The yorker is bowled in a way that the ball pitches at the crease of the batsman or near his or her legs. It is extremely difficult to score runs of a yorker as the batsman would have to dig out the incoming ball. Sometimes, in an attempt to bowl a yorker, the bowler bowls a full toss, wherein the ball does not pitch. This, in complete contrast to the yorker is a desirable for the batsman who can smash the ball with ease.
When executed perfectly, a yorker can make the batsman uncomfortable. The origin of the word yorker is still a mystery. It might seem that the term was derived from Yorkshire, an English county team. But historians have suggested that ever since its first documentation on 1861, the word yorker has been termed by outsiders and not by the locals of York.

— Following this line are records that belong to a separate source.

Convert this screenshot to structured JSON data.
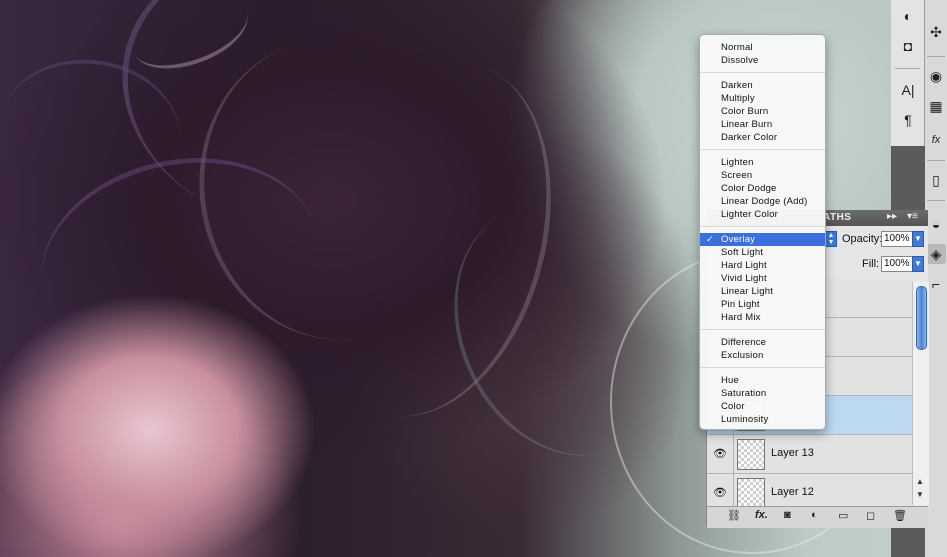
{
  "blend_menu": {
    "groups": [
      [
        "Normal",
        "Dissolve"
      ],
      [
        "Darken",
        "Multiply",
        "Color Burn",
        "Linear Burn",
        "Darker Color"
      ],
      [
        "Lighten",
        "Screen",
        "Color Dodge",
        "Linear Dodge (Add)",
        "Lighter Color"
      ],
      [
        "Overlay",
        "Soft Light",
        "Hard Light",
        "Vivid Light",
        "Linear Light",
        "Pin Light",
        "Hard Mix"
      ],
      [
        "Difference",
        "Exclusion"
      ],
      [
        "Hue",
        "Saturation",
        "Color",
        "Luminosity"
      ]
    ],
    "selected": "Overlay",
    "check_glyph": "✓"
  },
  "layers_panel": {
    "tab_label": "ATHS",
    "forward_glyph": "▸▸",
    "menu_glyph": "▾≡",
    "opacity_label": "Opacity:",
    "opacity_value": "100%",
    "fill_label": "Fill:",
    "fill_value": "100%",
    "layers": [
      {
        "name": "Layer 13",
        "visible": true
      },
      {
        "name": "Layer 12",
        "visible": true
      }
    ],
    "eye_glyph": "👁",
    "footer_icons": [
      "link-icon",
      "fx-icon",
      "mask-icon",
      "adjustment-icon",
      "folder-icon",
      "new-layer-icon",
      "trash-icon"
    ],
    "footer_glyphs": [
      "⛓",
      "fx.",
      "◙",
      "◐",
      "▭",
      "◻",
      "🗑"
    ]
  },
  "toolbar": {
    "col1_icons": [
      "brush-icon",
      "mask-icon",
      "type-icon",
      "paragraph-icon"
    ],
    "col1_glyphs": [
      "◐",
      "◘",
      "A|",
      "¶"
    ],
    "col2_icons": [
      "tool-icon",
      "palette-icon",
      "grid-icon",
      "fx-icon",
      "info-icon",
      "layers-icon",
      "paint-icon",
      "transform-icon"
    ],
    "col2_glyphs": [
      "✣",
      "◉",
      "▦",
      "fx",
      "▯",
      "◒",
      "◈",
      "⌐"
    ]
  }
}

What does the word yorker mean?
A yorker can also mean to cheat or deceive. It has been known that locals of York want to trick or deceive outsiders and hence the term yorker. When a person is hit with something unexpectedly, then he or she is ‘yarked’ or ‘yerked’ by the object. This is another hypothesis, according to which yorked in cricket is derived from. A yorker is certainly a bowl that approaches the batsman suddenly.

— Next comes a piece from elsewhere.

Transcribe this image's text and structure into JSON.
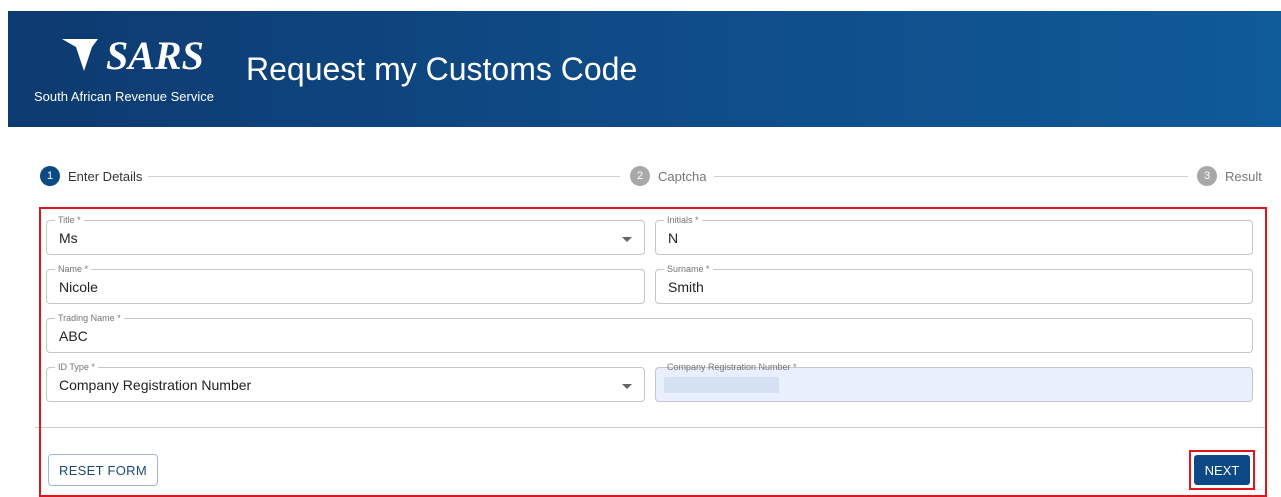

Bowlers who are able to swing the ball while simultaneously bowling yorkers are extremely difficult to face. Lasith Malinga, James Anderson, Mitchell Johnson, Zaheer Khan are some of the many bowlers who have mastered this art.

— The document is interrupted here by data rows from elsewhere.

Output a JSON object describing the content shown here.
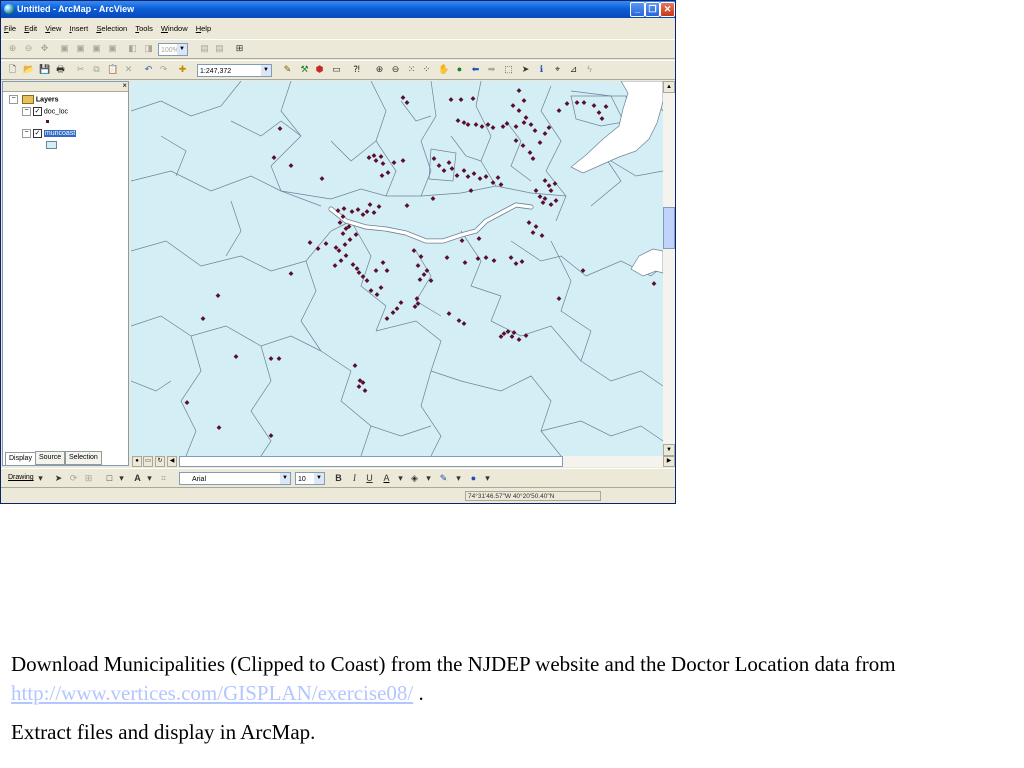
{
  "window": {
    "title": "Untitled - ArcMap - ArcView"
  },
  "menu": [
    "File",
    "Edit",
    "View",
    "Insert",
    "Selection",
    "Tools",
    "Window",
    "Help"
  ],
  "toolbar": {
    "layout_zoom": "100%",
    "scale": "1:247,372"
  },
  "toc": {
    "root_label": "Layers",
    "layers": [
      {
        "name": "doc_loc",
        "checked": true,
        "symbol": "point"
      },
      {
        "name": "muncoast",
        "checked": true,
        "symbol": "polygon",
        "selected": true
      }
    ],
    "tabs": [
      "Display",
      "Source",
      "Selection"
    ]
  },
  "map": {
    "fill_color": "#d3eef5",
    "boundary_color": "#6e8296",
    "point_color": "#5a0f2c",
    "river_color": "#ffffff"
  },
  "drawing_toolbar": {
    "label": "Drawing",
    "font_name": "Arial",
    "font_size": "10"
  },
  "status": {
    "coordinates": "74°31'46.57\"W  40°20'50.40\"N"
  },
  "caption": {
    "p1_before": "Download Municipalities (Clipped to Coast) from the NJDEP website and the Doctor Location data from ",
    "p1_link": "http://www.vertices.com/GISPLAN/exercise08/",
    "p1_after": " .",
    "p2": "Extract files and display in ArcMap."
  }
}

Swinging yorkers are also called toe-crushers, sandshoe crusher, cobbler’s delight or nail breaker. Another version of yorker developed in modern times is a wide yorker. The advent of T20 cricket increased its use. This type of ball is pitched near the crease but wide outside the off-stump but within the limits to call it a fair delivery. Such a ball is difficult to reach and hit and restricts the batsman from scoring runs.